The Deputy Director asked hedge fund advisers to be aware that SEC examiners may verify some or all of their assets and could reach out to third parties and possibly clients in this process. In this regard, hedge fund advisers should make sure that their organization has done adequate due diligence in connection with third parties, including consultants and service providers.
The official urged hedge fund adviser to get rid of silos and open communication among divisions and offices where appropriate and legally possible. While aware that in some situations barriers between certain areas of a firm are required legally, he asked hedge fund advisers to identify any situations where their interests may conflict with those of their clients and ensure that these conflicts are managed and disclosed.

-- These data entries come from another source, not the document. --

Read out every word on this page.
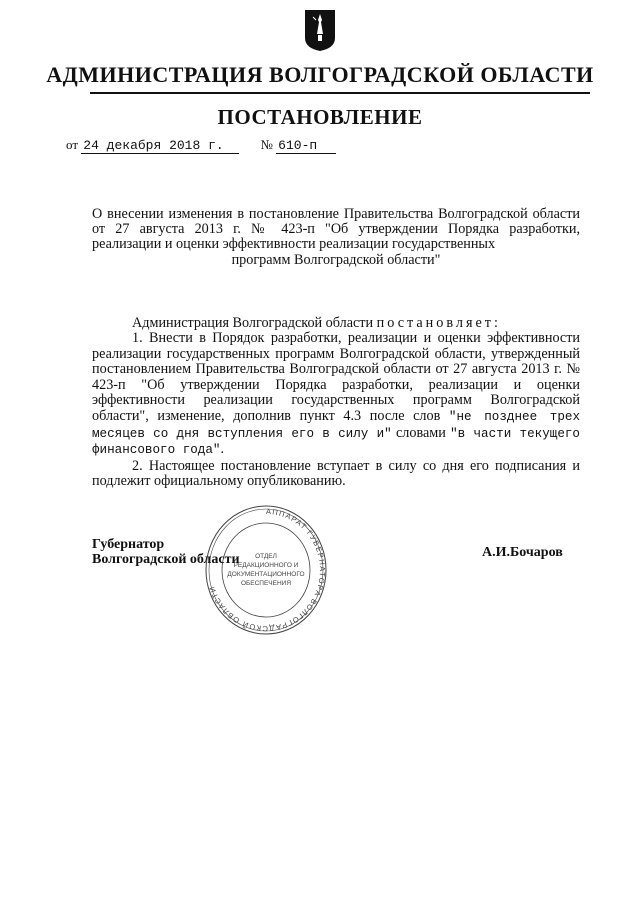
АДМИНИСТРАЦИЯ ВОЛГОГРАДСКОЙ ОБЛАСТИ
ПОСТАНОВЛЕНИЕ
от 24 декабря 2018 г.	№ 610-п
О внесении изменения в постановление Правительства Волгоградской области от 27 августа 2013 г. № 423-п "Об утверждении Порядка разработки, реализации и оценки эффективности реализации государственных
программ Волгоградской области"
Администрация Волгоградской области постановляет:

1. Внести в Порядок разработки, реализации и оценки эффективности реализации государственных программ Волгоградской области, утвержденный постановлением Правительства Волгоградской области от 27 августа 2013 г. № 423-п "Об утверждении Порядка разработки, реализации и оценки эффективности реализации государственных программ Волгоградской области", изменение, дополнив пункт 4.3 после слов "не позднее трех месяцев со дня вступления его в силу и" словами "в части текущего финансового года".

2. Настоящее постановление вступает в силу со дня его подписания и подлежит официальному опубликованию.

Губернатор
Волгоградской области	А.И.Бочаров
АППАРАТ ГУБЕРНАТОРА ВОЛГОГРАДСКОЙ ОБЛАСТИ
ОТДЕЛ
РЕДАКЦИОННОГО И
ДОКУМЕНТАЦИОННОГО
ОБЕСПЕЧЕНИЯ
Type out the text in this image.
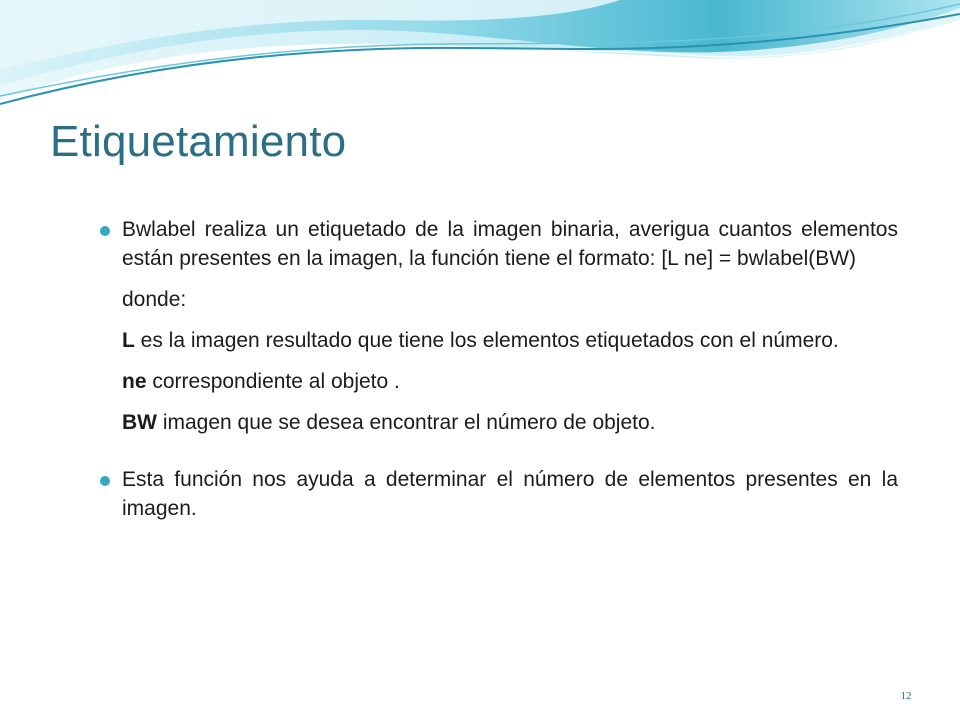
Etiquetamiento

Bwlabel realiza un etiquetado de la imagen binaria, averigua cuantos elementos están presentes en la imagen, la función tiene el formato: [L ne] = bwlabel(BW)

donde:

L es la imagen resultado que tiene los elementos etiquetados con el número.

ne correspondiente al objeto .

BW imagen que se desea encontrar el número de objeto.

Esta función nos ayuda a determinar el número de elementos presentes en la imagen.

12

Similarly, hedge fund advisers should to ensure that they have made complete and accurate disclosure about performance, arrangements, fees, affiliates and affiliated transactions. Importantly, now that the JOBS Act permits general solicitation under Regulation D, said the official, hedge fund advisers should review marketing documents, client communications and questionnaire responses to ensure information is accurate and not misleading. They should also verify that fees are calculated correctly and accurately disclosed. The advisers should make sure that they can trust the information, both external and internal, upon which they rely.
Hedge fund advisers should also review client account holdings for appropriateness and review trades for unusual performance relative to peers and markets. They should also compare trades to restricted lists and determine if trades were made ahead of publicly available news or research reports.
With regard to complaints, hedge fund advisers should ensure that their procedures provide adequate instructions on handling them, and they should follow up to make sure that they have been resolved. The final item on the SEC official’s checklist is for hedge fund advisers to check their IT security to ensure that clients’ assets and information are not at risk.